You very carefully open the pouch and pour out the liquid, it will not look anything like orange juice and margarita mix anymore. It's now brown and pungent with dissolved spices and fat and if that weren't good enough in the next step you reduce it. And you add some more spices, and this is where I make a slight detour from Alton Browns recipe. He calls for an additional 1/8 of a teaspoon of cayenne. I was preparing four racks of ribs so I was trying to multiply by four and should have got 1/2 teaspoon. Somewhere I lost track of something and wound up putting in a tablespoon. This is six times what the recipe calls for, but I'd just like to say for the record that I regret nothing.

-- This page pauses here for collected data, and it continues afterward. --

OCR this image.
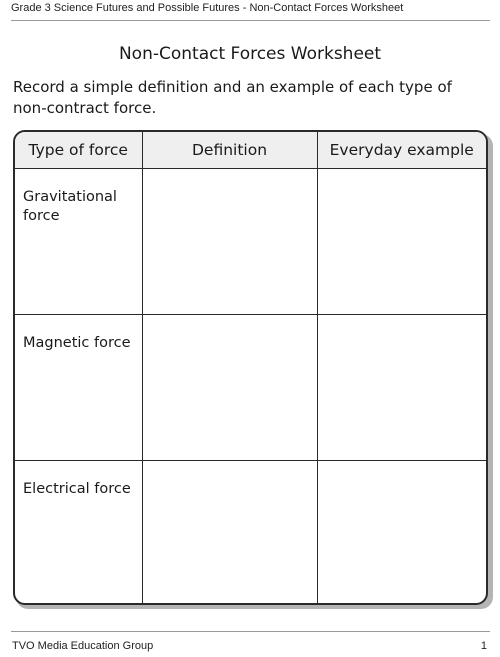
Grade 3 Science Futures and Possible Futures - Non-Contact Forces Worksheet
Non-Contact Forces Worksheet
Record a simple definition and an example of each type of non-contract force.
Type of force	Definition	Everyday example
Gravitational force		
Magnetic force		
Electrical force		
TVO Media Education Group	1
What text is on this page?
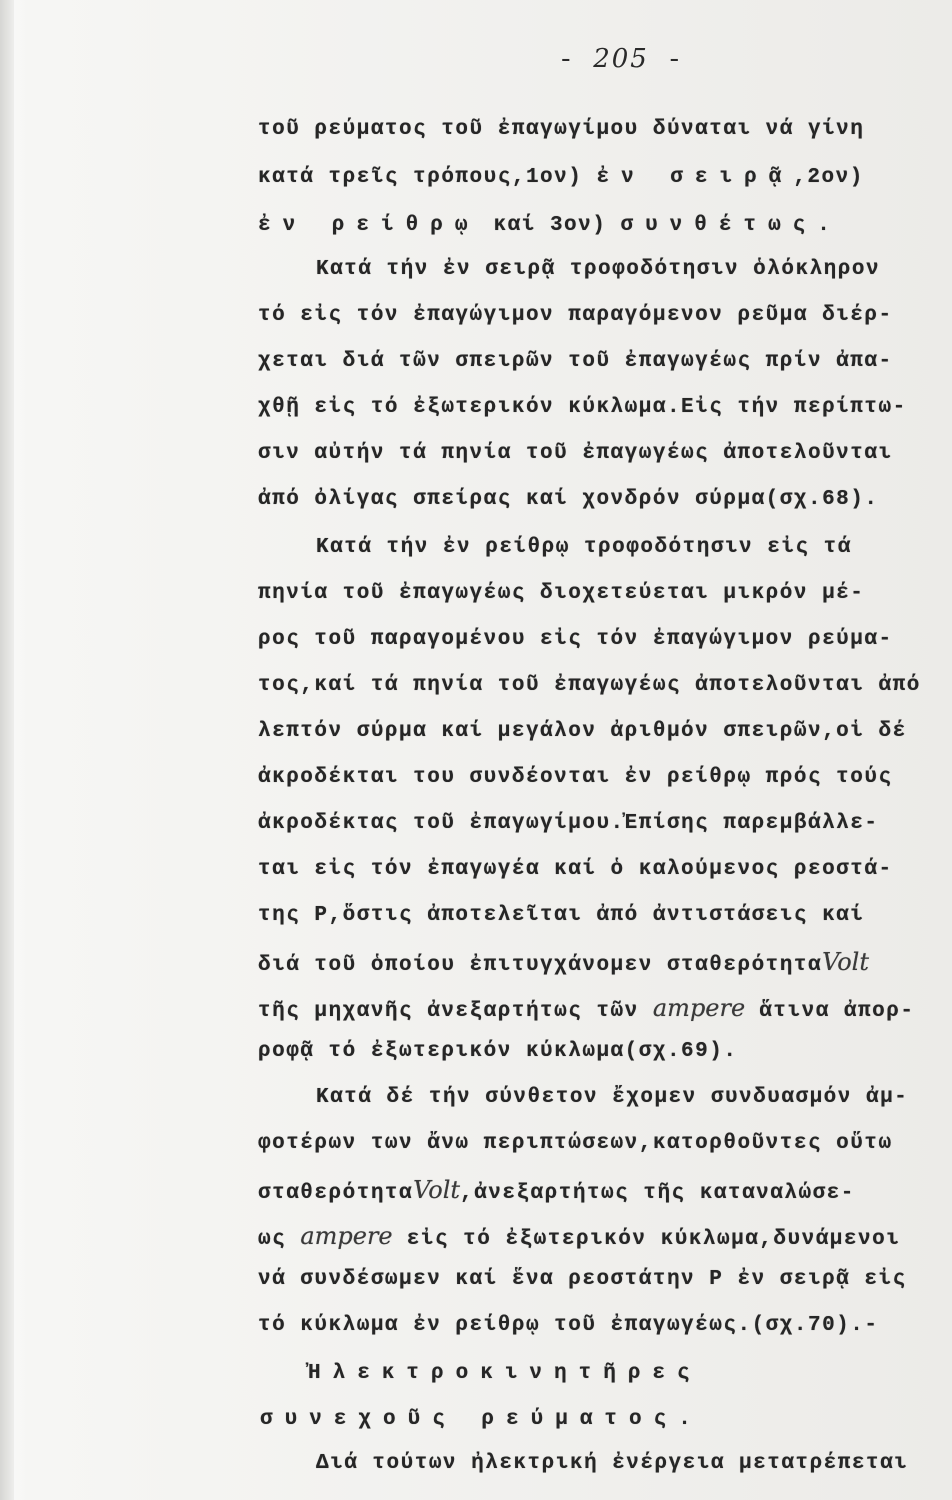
- 205 -
τοῦ ρεύματος τοῦ ἐπαγωγίμου δύναται νά γίνη
κατά τρεῖς τρόπους,1ον) ἐν σειρᾷ,2ον)
ἐν ρείθρῳ καί 3ον) συνθέτως.
Κατά τήν ἐν σειρᾷ τροφοδότησιν ὁλόκληρον
τό εἰς τόν ἐπαγώγιμον παραγόμενον ρεῦμα διέρ-
χεται διά τῶν σπειρῶν τοῦ ἐπαγωγέως πρίν ἀπα-
χθῇ εἰς τό ἐξωτερικόν κύκλωμα.Εἰς τήν περίπτω-
σιν αὐτήν τά πηνία τοῦ ἐπαγωγέως ἀποτελοῦνται
ἀπό ὀλίγας σπείρας καί χονδρόν σύρμα(σχ.68).
Κατά τήν ἐν ρείθρῳ τροφοδότησιν εἰς τά
πηνία τοῦ ἐπαγωγέως διοχετεύεται μικρόν μέ-
ρος τοῦ παραγομένου εἰς τόν ἐπαγώγιμον ρεύμα-
τος,καί τά πηνία τοῦ ἐπαγωγέως ἀποτελοῦνται ἀπό
λεπτόν σύρμα καί μεγάλον ἀριθμόν σπειρῶν,οἱ δέ
ἀκροδέκται του συνδέονται ἐν ρείθρῳ πρός τούς
ἀκροδέκτας τοῦ ἐπαγωγίμου.Ἐπίσης παρεμβάλλε-
ται εἰς τόν ἐπαγωγέα καί ὁ καλούμενος ρεοστά-
της Ρ,ὅστις ἀποτελεῖται ἀπό ἀντιστάσεις καί
διά τοῦ ὁποίου ἐπιτυγχάνομεν σταθερότηταVolt
τῆς μηχανῆς ἀνεξαρτήτως τῶν ampere ἅτινα ἀπορ-
ροφᾷ τό ἐξωτερικόν κύκλωμα(σχ.69).
Κατά δέ τήν σύνθετον ἔχομεν συνδυασμόν ἀμ-
φοτέρων των ἄνω περιπτώσεων,κατορθοῦντες οὕτω
σταθερότηταVolt,ἀνεξαρτήτως τῆς καταναλώσε-
ως ampere εἰς τό ἐξωτερικόν κύκλωμα,δυνάμενοι
νά συνδέσωμεν καί ἕνα ρεοστάτην Ρ ἐν σειρᾷ εἰς
τό κύκλωμα ἐν ρείθρῳ τοῦ ἐπαγωγέως.(σχ.70).-
Ἠλεκτροκινητῆρες
συνεχοῦς ρεύματος.
Διά τούτων ἠλεκτρική ἐνέργεια μετατρέπεται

Just slathering this sauce onto the ribs would be good enough, but no! You brush it on and then broil it, causing the sugar to caramelize and giving it a satisfying crispiness like it was straight from the grill. There, now you can eat it.
...
Unless, of course, you're me, and you're never satisfied with anything you cook. Inspired by the East Coast Grill's Hell Night I threw together an approximation of Inner Beauty Hot Sauce, at one time the hottest sauce available commercially but now sadly dethroned by chemical extracts and the fiendish naga jolokia pepper. I used this recipe, which calls for a mere 12 habanero peppers. For those of you who don't know the habanero was once considered the worlds hottest pepper and now ranks number two. For reference, a jalapeno pepper measures around 3000 scoville units (a system for measuring spiciness) while a habanero comes in around 300000. The worlds spiciest chilli, the naga jolokia tips the scales at over a million and can be smeared on a wall to repel elephants. Anyway, I don't think the peppers I used were fully ripe because, contrary to all expectations the sauce was pleasant and palatable. So, naturally, I added a handful more of brightest, reddest, ripest habaneros I could find. I was inspired by the East Coast Grills “Hell Bone” – a lone rib slathered in their signature hot sauce. I tried. It was not the burn of true Inner Beauty, but it was good all the same. It went great on the ribs and I suspect would be phenomenal on shrimp. I'll let you know.